Pell Lecture 2019: I Love The Nightlife
The 2019 Pell Lecture featured guest speaker Dr. Shain Shapiro (Sound Diplomacy). Providence has a flourishing night life and many musicians call the city home, but there are many ways the live music economy can be improved. Dr. Shain Shapiro of Sound Diplomacy discussed his work with local governments across the globe with Providence’s night life entrepreneurs, advocates, and artists. His talk was followed by a panel discussion with Anthony Santurri (Co-Owner of The Colosseum Nightclub and Freeplay Bar Arcade), Roz Raskin (Records and Performs as NOVA ONE), Spocka (Recording Artist and Co-Founder of Public), Tom Weyman (Director of Programming at The Columbus Theatre), and Travis Escobar (President of Millenial RI) moderated by Lizzie Araujo-Haller (Deputy Director of ACT)
Winter Lights Market and Holiday Tree Lightings
ACT and Mayor Elorza once again partnered with the Downtown Parks Conservancy and the Providence Tourism Council to produce a weekend full of family-friendly programming at in the Bank Newport City Center and Burnside Park. On Friday, December 6, ACT collaborated with Pride RI who hosted its annual toy drive and Pride on Ice, featuring a performance by figure skating drag queen MILK. On Saturday, December 7, the Winter Lights Market tent opened at noon with a full menu of family activities and vendors selling one-of-a-kind gifts. After dark Burnside Park was illuminated with public art installations by Masary Studios and local design collective Pneuhaus and the City Center hosted a 60-minute skating show will also feature 2014 Olympic Bronze Medalist Ashley Wagner, 2018 National Silver Medalist Ross Miner, and Rhode Island’s very own 2014 Olympic Bronze Medalist Marissa Castelli as well as World Theatre on Ice Medalists, Ocean State Ice Theatre, National Synchronized Competitors the Ocean Blades.
New Years Eve
Mayor Jorge O. Elorza, ACT, East Commerce Solutions and Skyline at Waterplace produced the third One Providence New Year’s Eve by Skyline taking on Tuesday, December 31, 2019 at Waterplace Park. Free outdoor programming included a ball drop, laser show and fireworks.
The City of Providence Department of Art, Culture + Tourism (ACT) ensures the continued development of a vibrant and creative city by integrating arts and culture into community life while showcasing Providence as an international cultural destination.
Access: Art and culture are a part of everyone’s lives regardless of whether they have a disability or do not speak English.
Cultural Equity: Art and culture are relevant to the people of Providence; they foster relationships and conversations among the City’s diverse residents.

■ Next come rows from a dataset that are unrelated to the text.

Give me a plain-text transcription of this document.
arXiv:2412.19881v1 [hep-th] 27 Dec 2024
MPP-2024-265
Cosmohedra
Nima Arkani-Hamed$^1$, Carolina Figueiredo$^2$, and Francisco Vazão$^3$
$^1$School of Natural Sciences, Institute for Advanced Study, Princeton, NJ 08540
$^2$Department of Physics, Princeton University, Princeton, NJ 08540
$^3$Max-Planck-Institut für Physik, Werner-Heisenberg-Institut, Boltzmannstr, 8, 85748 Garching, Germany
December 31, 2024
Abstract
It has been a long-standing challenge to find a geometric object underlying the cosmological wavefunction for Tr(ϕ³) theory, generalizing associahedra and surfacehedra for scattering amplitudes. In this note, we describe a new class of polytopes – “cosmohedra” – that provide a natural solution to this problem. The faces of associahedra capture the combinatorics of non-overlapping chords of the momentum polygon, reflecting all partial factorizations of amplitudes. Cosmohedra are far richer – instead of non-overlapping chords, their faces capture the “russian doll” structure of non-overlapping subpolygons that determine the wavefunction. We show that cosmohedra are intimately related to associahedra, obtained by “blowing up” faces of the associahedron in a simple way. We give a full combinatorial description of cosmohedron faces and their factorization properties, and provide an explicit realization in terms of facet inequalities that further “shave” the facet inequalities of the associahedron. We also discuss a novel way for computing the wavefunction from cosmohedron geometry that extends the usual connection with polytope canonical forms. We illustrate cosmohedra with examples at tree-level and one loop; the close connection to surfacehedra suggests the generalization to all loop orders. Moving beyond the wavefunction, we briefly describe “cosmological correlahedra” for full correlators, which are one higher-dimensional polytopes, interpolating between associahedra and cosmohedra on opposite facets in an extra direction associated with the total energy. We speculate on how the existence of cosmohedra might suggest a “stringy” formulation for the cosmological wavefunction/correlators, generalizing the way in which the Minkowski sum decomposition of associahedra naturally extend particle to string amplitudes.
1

For more on the City’s population, see here.
Change and Transformation: Artists and culture-brokers learn to take on new challenges, building capacity through planning and professional development.
Responsiveness: Art and culture are informed by significant engagements with specific cultural and/or neighborhood-based communities.
Impact: Art and culture support the livelihoods and creative pursuits of artists and culture-brokers and are engaged with by significant numbers of audience members.
ACT envisions a Providence that is a global destination for arts, humanities, and design, where neighbors celebrate diverse cultural and artistic experiences, and where all residents and visitors feel that a relationship to arts practice, making, and culture is a part of their everyday lives.